Tous ces principes tendent, dans leur domaine, à assurer une certaine garantie des droits des administrés, et par le meme la sécurité juridique de leur situation.
La sécurité juridique imprègne aussi d'autres domaines, sans qu'il y ait consécration d'un PGD. Il est possible ici de prendre l'exemple du retrait des décisions explicites créatrices de droits.

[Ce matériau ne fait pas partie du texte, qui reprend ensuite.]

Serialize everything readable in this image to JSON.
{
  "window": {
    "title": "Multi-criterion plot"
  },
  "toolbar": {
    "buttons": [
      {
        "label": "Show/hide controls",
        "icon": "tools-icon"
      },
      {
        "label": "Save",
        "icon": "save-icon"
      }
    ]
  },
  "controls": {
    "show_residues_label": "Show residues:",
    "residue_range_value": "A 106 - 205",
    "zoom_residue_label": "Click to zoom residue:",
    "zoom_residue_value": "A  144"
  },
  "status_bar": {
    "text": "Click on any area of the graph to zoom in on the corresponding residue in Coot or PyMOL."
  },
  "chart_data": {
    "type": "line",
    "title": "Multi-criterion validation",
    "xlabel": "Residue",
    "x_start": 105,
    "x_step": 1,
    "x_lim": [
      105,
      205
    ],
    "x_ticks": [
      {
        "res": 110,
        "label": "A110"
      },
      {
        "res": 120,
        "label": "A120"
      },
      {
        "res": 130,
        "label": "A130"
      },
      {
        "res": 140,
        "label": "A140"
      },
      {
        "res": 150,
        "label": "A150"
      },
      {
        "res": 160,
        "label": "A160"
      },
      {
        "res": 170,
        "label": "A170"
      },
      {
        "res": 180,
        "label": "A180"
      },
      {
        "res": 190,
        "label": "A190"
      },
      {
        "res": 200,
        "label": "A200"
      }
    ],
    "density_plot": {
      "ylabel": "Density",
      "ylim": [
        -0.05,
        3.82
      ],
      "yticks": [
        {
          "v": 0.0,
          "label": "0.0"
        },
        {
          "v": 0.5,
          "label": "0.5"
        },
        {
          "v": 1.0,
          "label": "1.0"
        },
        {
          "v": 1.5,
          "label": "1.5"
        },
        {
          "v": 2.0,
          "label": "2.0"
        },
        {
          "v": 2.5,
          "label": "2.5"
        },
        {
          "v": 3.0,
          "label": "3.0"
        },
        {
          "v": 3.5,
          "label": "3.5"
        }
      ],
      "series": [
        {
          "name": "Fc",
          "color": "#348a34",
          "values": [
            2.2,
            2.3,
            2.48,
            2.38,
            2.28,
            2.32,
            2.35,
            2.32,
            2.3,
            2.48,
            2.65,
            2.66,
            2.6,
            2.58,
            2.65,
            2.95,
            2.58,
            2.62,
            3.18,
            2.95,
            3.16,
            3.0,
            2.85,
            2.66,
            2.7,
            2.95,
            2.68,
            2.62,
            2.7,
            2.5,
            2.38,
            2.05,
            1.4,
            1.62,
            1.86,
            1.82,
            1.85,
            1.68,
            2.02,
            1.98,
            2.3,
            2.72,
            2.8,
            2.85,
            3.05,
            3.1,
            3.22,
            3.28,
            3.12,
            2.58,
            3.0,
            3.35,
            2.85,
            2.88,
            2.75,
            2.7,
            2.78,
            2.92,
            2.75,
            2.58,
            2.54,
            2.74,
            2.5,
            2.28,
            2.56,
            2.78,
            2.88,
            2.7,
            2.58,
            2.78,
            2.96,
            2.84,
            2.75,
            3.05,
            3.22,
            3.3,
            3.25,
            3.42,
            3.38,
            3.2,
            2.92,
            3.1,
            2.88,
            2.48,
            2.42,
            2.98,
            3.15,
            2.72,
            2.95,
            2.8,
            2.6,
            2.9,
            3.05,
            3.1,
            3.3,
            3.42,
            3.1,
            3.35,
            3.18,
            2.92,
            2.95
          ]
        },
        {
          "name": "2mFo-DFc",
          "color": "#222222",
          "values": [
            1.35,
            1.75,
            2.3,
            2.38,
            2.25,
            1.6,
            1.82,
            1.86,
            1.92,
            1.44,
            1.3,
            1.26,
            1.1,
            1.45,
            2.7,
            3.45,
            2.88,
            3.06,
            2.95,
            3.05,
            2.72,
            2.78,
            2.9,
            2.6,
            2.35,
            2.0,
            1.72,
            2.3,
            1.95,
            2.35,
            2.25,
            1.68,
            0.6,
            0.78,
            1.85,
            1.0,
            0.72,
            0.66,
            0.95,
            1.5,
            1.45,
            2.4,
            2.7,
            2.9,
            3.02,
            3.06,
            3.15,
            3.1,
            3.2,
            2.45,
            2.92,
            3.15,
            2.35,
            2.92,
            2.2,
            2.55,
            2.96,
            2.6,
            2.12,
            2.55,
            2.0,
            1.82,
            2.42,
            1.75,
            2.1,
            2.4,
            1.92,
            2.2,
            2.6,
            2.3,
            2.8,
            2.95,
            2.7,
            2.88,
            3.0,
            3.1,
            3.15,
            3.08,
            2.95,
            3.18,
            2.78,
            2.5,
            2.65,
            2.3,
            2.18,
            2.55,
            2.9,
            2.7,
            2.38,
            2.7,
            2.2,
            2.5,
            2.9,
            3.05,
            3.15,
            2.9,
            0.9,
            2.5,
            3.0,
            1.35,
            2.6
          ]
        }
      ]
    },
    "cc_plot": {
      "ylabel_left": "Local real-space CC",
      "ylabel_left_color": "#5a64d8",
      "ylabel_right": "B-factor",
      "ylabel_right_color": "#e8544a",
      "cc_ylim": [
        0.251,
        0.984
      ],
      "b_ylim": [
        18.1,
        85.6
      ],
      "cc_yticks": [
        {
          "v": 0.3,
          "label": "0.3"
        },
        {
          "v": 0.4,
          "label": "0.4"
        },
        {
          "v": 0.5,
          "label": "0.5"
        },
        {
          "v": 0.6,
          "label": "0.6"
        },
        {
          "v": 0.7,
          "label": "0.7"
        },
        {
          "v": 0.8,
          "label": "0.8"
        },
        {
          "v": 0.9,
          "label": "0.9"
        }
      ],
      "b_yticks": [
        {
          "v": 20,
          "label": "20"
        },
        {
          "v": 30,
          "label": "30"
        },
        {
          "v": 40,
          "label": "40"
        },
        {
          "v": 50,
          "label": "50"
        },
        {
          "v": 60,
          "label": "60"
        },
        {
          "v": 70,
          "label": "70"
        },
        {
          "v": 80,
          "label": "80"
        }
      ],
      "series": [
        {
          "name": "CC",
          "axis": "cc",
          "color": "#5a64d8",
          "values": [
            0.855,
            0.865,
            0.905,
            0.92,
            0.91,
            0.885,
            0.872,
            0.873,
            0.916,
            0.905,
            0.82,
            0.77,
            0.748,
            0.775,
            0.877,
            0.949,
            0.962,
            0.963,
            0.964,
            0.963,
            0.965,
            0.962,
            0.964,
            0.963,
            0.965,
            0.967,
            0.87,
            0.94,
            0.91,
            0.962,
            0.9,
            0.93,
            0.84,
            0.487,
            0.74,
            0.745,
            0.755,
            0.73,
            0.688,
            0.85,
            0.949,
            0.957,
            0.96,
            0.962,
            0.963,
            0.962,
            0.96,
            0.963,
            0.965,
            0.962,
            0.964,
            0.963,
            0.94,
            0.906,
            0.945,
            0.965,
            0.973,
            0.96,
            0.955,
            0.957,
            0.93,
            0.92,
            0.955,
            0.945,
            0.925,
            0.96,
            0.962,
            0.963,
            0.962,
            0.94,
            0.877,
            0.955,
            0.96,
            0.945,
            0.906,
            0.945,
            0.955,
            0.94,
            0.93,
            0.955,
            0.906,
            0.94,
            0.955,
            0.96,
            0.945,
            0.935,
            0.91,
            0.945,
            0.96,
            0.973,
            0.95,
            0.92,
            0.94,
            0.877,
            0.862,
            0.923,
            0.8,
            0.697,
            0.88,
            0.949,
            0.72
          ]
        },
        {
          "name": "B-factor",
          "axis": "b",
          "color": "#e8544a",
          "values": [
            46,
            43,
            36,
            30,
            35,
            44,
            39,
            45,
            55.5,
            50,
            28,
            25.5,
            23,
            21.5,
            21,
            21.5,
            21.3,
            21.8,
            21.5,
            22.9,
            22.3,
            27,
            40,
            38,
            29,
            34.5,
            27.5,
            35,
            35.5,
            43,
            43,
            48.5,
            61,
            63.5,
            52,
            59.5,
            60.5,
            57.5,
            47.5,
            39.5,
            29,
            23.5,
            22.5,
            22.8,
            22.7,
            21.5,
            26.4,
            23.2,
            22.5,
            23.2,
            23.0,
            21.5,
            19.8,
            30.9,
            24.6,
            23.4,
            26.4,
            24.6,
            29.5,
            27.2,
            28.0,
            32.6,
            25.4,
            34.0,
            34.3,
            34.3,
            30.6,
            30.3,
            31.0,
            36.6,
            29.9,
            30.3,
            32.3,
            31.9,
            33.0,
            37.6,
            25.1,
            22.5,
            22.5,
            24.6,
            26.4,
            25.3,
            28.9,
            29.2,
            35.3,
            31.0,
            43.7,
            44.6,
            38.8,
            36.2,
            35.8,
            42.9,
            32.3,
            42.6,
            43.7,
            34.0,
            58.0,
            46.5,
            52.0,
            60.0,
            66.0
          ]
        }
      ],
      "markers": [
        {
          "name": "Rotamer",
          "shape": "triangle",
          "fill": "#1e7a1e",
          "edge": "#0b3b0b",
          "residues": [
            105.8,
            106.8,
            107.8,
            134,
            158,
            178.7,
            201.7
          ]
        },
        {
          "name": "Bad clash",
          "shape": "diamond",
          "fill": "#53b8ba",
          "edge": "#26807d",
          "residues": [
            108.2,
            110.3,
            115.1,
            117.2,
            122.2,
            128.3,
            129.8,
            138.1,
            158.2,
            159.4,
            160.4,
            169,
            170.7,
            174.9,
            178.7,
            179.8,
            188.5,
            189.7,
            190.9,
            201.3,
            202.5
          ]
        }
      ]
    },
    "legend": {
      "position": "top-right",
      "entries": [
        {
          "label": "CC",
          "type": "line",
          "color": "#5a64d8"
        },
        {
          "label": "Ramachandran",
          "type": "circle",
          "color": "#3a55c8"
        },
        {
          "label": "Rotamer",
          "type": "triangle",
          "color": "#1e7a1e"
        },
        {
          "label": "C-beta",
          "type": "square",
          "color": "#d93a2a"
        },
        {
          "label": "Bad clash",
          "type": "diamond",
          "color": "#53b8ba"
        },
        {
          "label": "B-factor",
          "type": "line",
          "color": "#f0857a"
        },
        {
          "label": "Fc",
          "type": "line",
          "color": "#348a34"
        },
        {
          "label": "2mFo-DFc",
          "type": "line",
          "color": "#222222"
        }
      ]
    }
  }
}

2 - Un exemple d'application : le régime du retrait des décisions explicites créatrices de droits
Le retrait, par l'Administration, de l'une de ses décisions illégales n'a pour but que de devancer l'annulation qui pourrait etre obtenue devant le juge. Le régime du retrait tend donc à faire respecter le principe de légalité. Mais, en supprimant ainsi une décision pour l'avenir et le passé, l'Administration porte atteinte à la stabilité des situations juridiques, et donc à la sécurité juridique. Des règles ont donc été posées par le juge afin de trouver un juste équilibre entre ces deux exigences. Ainsi, à l'origine, le retrait n'était possible que pendant le délai de recours contentieux (CE, 3 /11/1922, Dame Cachet). Mais, ce principe fut radicalisé, de sorte qu'il offrit à l'Administration une possibilité indéfinie de retrait (CE, ass., 6/05/1966, Ville de Bagneux). Pour rétablir l'équilibre au profit de la sécurité juridique, le Conseil d'Etat décida que le retrait de décisions explicites créatrices de droits n'était possible que dans le délai de quatre mois à compter de la prise de décision (CE, ass., 26/10/2001, Ternon).
Cet exemple illustre à quel point les impératifs relatifs à la sécurité juridique ne sont pas absents de la jurisprudence administrative. La décison du 24 mars 2006 s'inscrit donc dans un ensemble juridique déjà bien fourni. Par cette décision, le Conseil d'Etat précise les effets qu'il entend faire produire au principe de sécurité juridique.